MHNEWS.id.- Hasil ijtima ulama Indramayu yang salah satunya mengenai keputusan penetapan calon wakil presiden menjadi platform perjuangan DPC PKB Kabupaten Indramayu.

Hal itu diungkapkan Sekretaris DPC PKB Kabupaten Indramayu Akhmad Mujani Nur, S.H.I. saat ditemui di gedung DPRD Kabupaten Indramayu. “Ijtima ulama akan menjadi platform perjuangan PKB,” kata Mujani, Senin (29/5/2023).

Ia menuturkan ijtima ulama Kabupaten Indramayu menghasilkan rekomendasi-rekomendasi bukan semata persoalan capres atau cawapres bagi Ketua Umum PKB Muhaimin Iskandar.

Lebih dari itu, mengenai program-program sesuai dengan daerah masing-masing yang memungkinkan ada perbedaan PKB Indramayu dengan di daerah lain sesuai kondisi wilayahnya.

“Rekomendasi ijtima ulama kemarin itu kan isinya banyak.

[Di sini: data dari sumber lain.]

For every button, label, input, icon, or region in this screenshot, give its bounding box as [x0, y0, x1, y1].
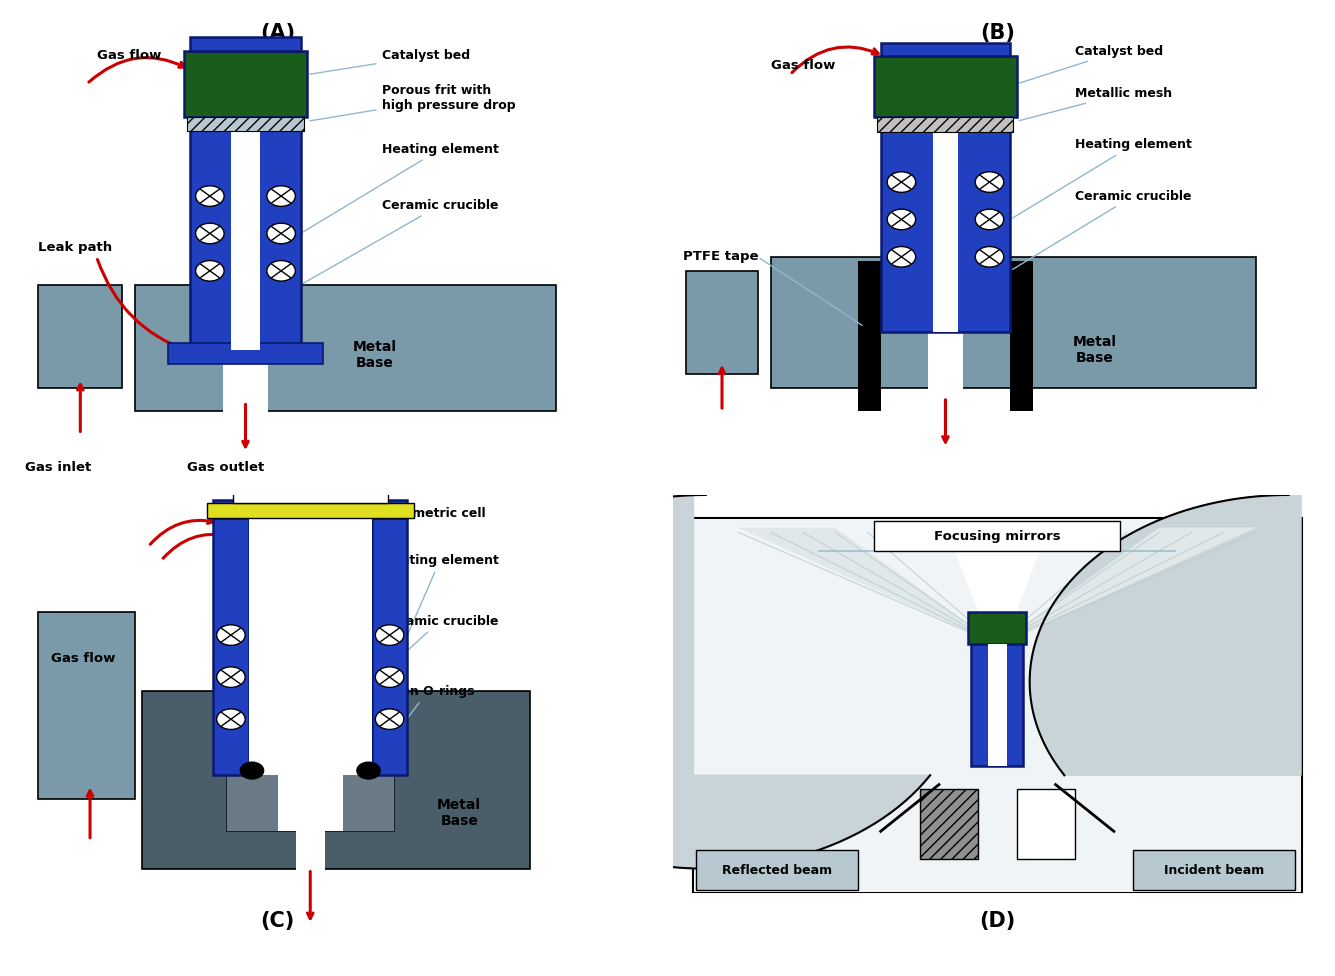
Text: (C): (C): [260, 911, 295, 931]
Circle shape: [356, 762, 380, 779]
Bar: [191, 117, 300, 350]
Circle shape: [196, 261, 224, 281]
Bar: [968, 612, 1027, 644]
Bar: [1133, 850, 1295, 890]
Bar: [214, 518, 248, 775]
Bar: [770, 257, 1256, 387]
Circle shape: [267, 261, 295, 281]
Circle shape: [976, 172, 1004, 192]
Bar: [972, 644, 1023, 766]
Text: Symmetric cell: Symmetric cell: [382, 508, 485, 520]
Text: Metallic mesh: Metallic mesh: [1020, 87, 1172, 121]
Polygon shape: [738, 528, 997, 644]
Text: Ceramic crucible: Ceramic crucible: [303, 199, 498, 283]
Bar: [191, 37, 300, 52]
Circle shape: [375, 667, 405, 687]
Polygon shape: [997, 528, 1256, 644]
Text: Gas flow: Gas flow: [96, 50, 162, 62]
Bar: [696, 850, 858, 890]
Bar: [295, 775, 324, 939]
Bar: [693, 519, 1302, 891]
Bar: [693, 518, 1302, 892]
Circle shape: [196, 185, 224, 206]
Text: Focusing mirrors: Focusing mirrors: [934, 530, 1060, 543]
Bar: [881, 43, 1011, 56]
Text: (D): (D): [979, 911, 1016, 931]
Circle shape: [216, 709, 246, 729]
Text: Reflected beam: Reflected beam: [722, 864, 832, 876]
Bar: [214, 500, 407, 518]
Text: Metal
Base: Metal Base: [438, 797, 481, 828]
Bar: [874, 520, 1120, 551]
Bar: [858, 262, 881, 411]
Bar: [207, 504, 414, 518]
Bar: [278, 761, 343, 832]
Bar: [933, 117, 959, 332]
Bar: [874, 56, 1017, 117]
Circle shape: [976, 209, 1004, 229]
Bar: [187, 117, 304, 131]
Text: (B): (B): [980, 23, 1015, 43]
Bar: [371, 518, 407, 775]
Bar: [686, 270, 758, 374]
Text: Metal
Base: Metal Base: [352, 340, 396, 370]
Text: Gas outlet: Gas outlet: [187, 461, 264, 473]
Bar: [226, 748, 394, 832]
Text: Heating element: Heating element: [382, 553, 498, 632]
Circle shape: [267, 224, 295, 244]
Polygon shape: [945, 528, 1049, 644]
Bar: [231, 117, 260, 350]
Text: Catalyst bed: Catalyst bed: [1020, 45, 1163, 83]
Text: Ceramic crucible: Ceramic crucible: [380, 615, 498, 675]
Bar: [232, 490, 388, 504]
Bar: [223, 270, 268, 458]
Text: Heating element: Heating element: [303, 142, 498, 232]
Circle shape: [216, 667, 246, 687]
Circle shape: [888, 209, 916, 229]
Text: Leak path: Leak path: [39, 241, 112, 254]
Bar: [877, 117, 1013, 132]
Bar: [168, 344, 323, 364]
Text: Catalyst bed: Catalyst bed: [310, 50, 470, 74]
Text: (A): (A): [260, 23, 295, 43]
Circle shape: [375, 709, 405, 729]
Bar: [988, 644, 1007, 766]
Text: PTFE tape: PTFE tape: [684, 250, 758, 264]
Text: Ceramic crucible: Ceramic crucible: [1013, 189, 1192, 269]
Text: Viton O-rings: Viton O-rings: [374, 684, 474, 763]
Circle shape: [196, 224, 224, 244]
Circle shape: [240, 762, 263, 779]
Circle shape: [216, 625, 246, 645]
Bar: [142, 691, 530, 869]
Bar: [39, 285, 123, 387]
Bar: [881, 117, 1011, 332]
Polygon shape: [1029, 495, 1302, 775]
Text: Gas flow: Gas flow: [770, 59, 834, 72]
Bar: [928, 270, 964, 458]
Polygon shape: [447, 495, 930, 869]
Bar: [920, 790, 977, 859]
Text: Gas flow: Gas flow: [51, 652, 116, 665]
Bar: [39, 612, 135, 798]
Bar: [248, 518, 371, 775]
Bar: [1017, 790, 1075, 859]
Circle shape: [976, 247, 1004, 267]
Circle shape: [888, 172, 916, 192]
Text: Gas inlet: Gas inlet: [24, 461, 91, 473]
Bar: [1011, 262, 1033, 411]
Text: Metal
Base: Metal Base: [1072, 335, 1116, 365]
Bar: [135, 285, 557, 411]
Circle shape: [375, 625, 405, 645]
Bar: [184, 52, 307, 117]
Text: Incident beam: Incident beam: [1164, 864, 1264, 876]
Circle shape: [267, 185, 295, 206]
Text: Heating element: Heating element: [1012, 139, 1192, 218]
Circle shape: [888, 247, 916, 267]
Text: Porous frit with
high pressure drop: Porous frit with high pressure drop: [310, 84, 515, 121]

PKB sangat merespon dengan hasil ijtima kemarin. Bahwa apa yang menjadi keluh kesahnya ulama kemarin itu sebenarnya menjadi tanggung jawab PKB dan Pemerintah Kabupaten Indramayu,” ujarnya.

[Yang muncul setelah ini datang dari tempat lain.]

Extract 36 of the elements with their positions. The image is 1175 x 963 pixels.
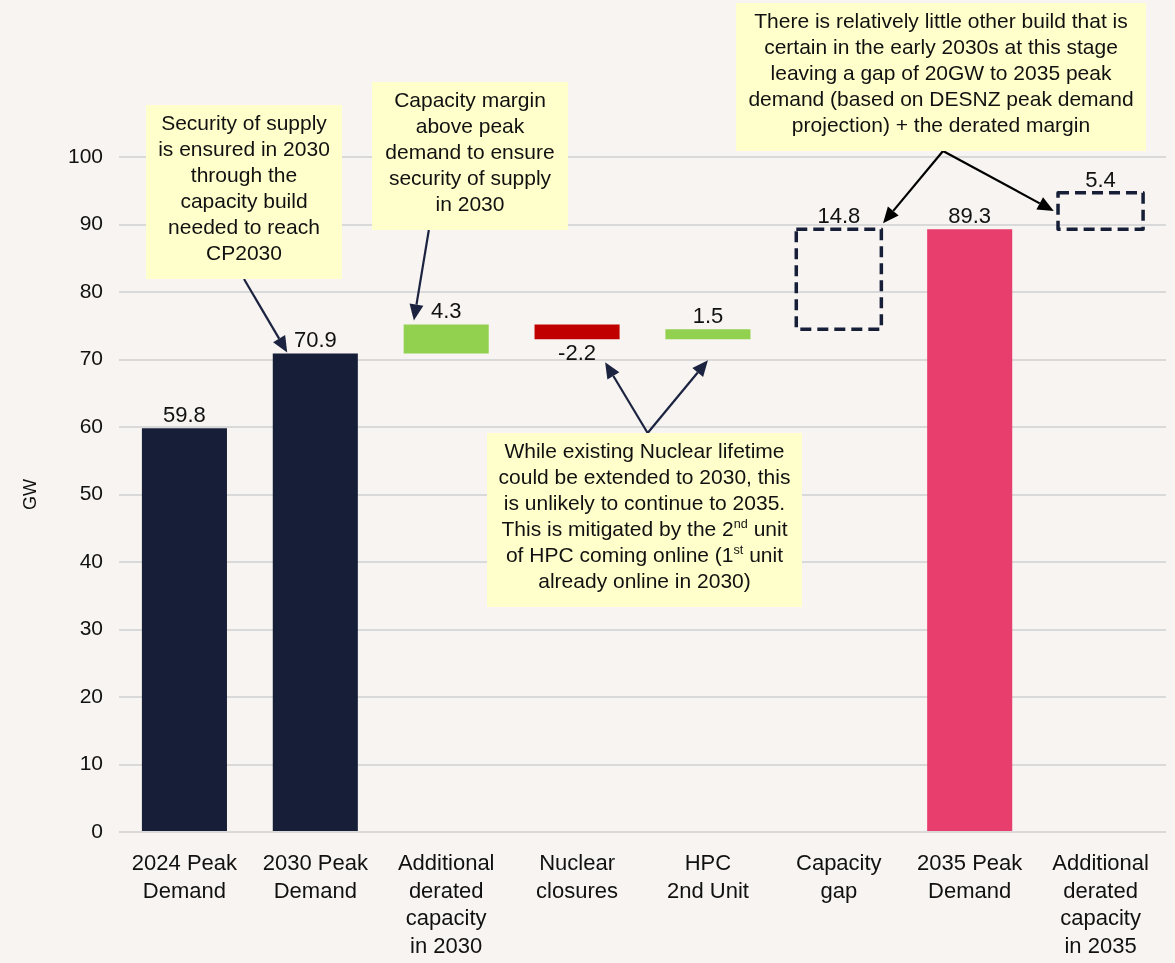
y-tick-label: 50 (79, 481, 103, 505)
bar (534, 324, 620, 340)
bar (403, 324, 489, 354)
data-label: 1.5 (692, 303, 724, 329)
x-tick-label: HPC 2nd Unit (666, 849, 749, 903)
y-tick-label: 0 (91, 818, 103, 842)
data-label: 59.8 (163, 402, 206, 428)
y-tick-label: 90 (79, 211, 103, 235)
annotation: Capacity margin above peak demand to ensure security of supply in 2030 (372, 82, 568, 230)
data-label: 4.3 (430, 298, 462, 324)
y-tick-label: 10 (79, 751, 103, 775)
data-label: 89.3 (948, 203, 992, 229)
x-tick-label: 2030 Peak Demand (262, 849, 369, 903)
bar (665, 329, 751, 340)
data-label: 14.8 (817, 203, 861, 229)
y-tick-label: 40 (79, 548, 103, 572)
text: There is relatively little other build that is certain in the early 2030s at this stage leaving a gap of 20GW to 2035 peak demand (based on DESNZ peak demand projection) + the derated margin (736, 3, 1146, 151)
data-label: -2.2 (558, 340, 597, 366)
x-tick-label: 2035 Peak Demand (917, 849, 1024, 903)
x-tick-label: Capacity gap (796, 849, 882, 903)
y-tick-label: 60 (79, 413, 103, 437)
y-axis-title: GW (19, 479, 40, 510)
x-tick-label: 2024 Peak Demand (131, 849, 239, 903)
y-tick-label: 20 (79, 683, 103, 707)
y-tick-label: 100 (67, 143, 103, 167)
x-tick-label: Additional derated capacity in 2030 (397, 849, 495, 959)
y-tick-label: 30 (79, 616, 103, 640)
y-tick-label: 80 (79, 278, 103, 302)
annotation: Security of supply is ensured in 2030 through the capacity build needed to reach CP2030 (146, 105, 342, 279)
text: While existing Nuclear lifetime could be extended to 2030, this is unlikely to continue to 2035. This is mitigated by the 2$^{nd}$ unit of HPC coming online (1$^{st}$ unit already online in 2030) (498, 439, 791, 592)
bar (927, 229, 1013, 831)
y-tick-label: 70 (79, 346, 103, 370)
data-label: 70.9 (293, 327, 337, 353)
x-tick-label: Additional derated capacity in 2035 (1052, 849, 1149, 959)
x-tick-label: Nuclear closures (536, 849, 619, 903)
data-label: 5.4 (1085, 166, 1116, 192)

Ia menyebut keluh kesah hasil ijtima ulama tersebut salah satunya mengenai kesejahteraan terhadap kelompok keagamaan yang di dalamnya terdapat para ulama, ustadz, imam masjid dan musholla, guru ngaji serta lainnya.

“Yang itu tuh sejatinya bisa membuat generasi Kabupaten Indramayu punya akhlak, punya iman keagamaan yang kuat, yang akan menjadi pemimpin Kabupaten Indramayu,” ucapnya.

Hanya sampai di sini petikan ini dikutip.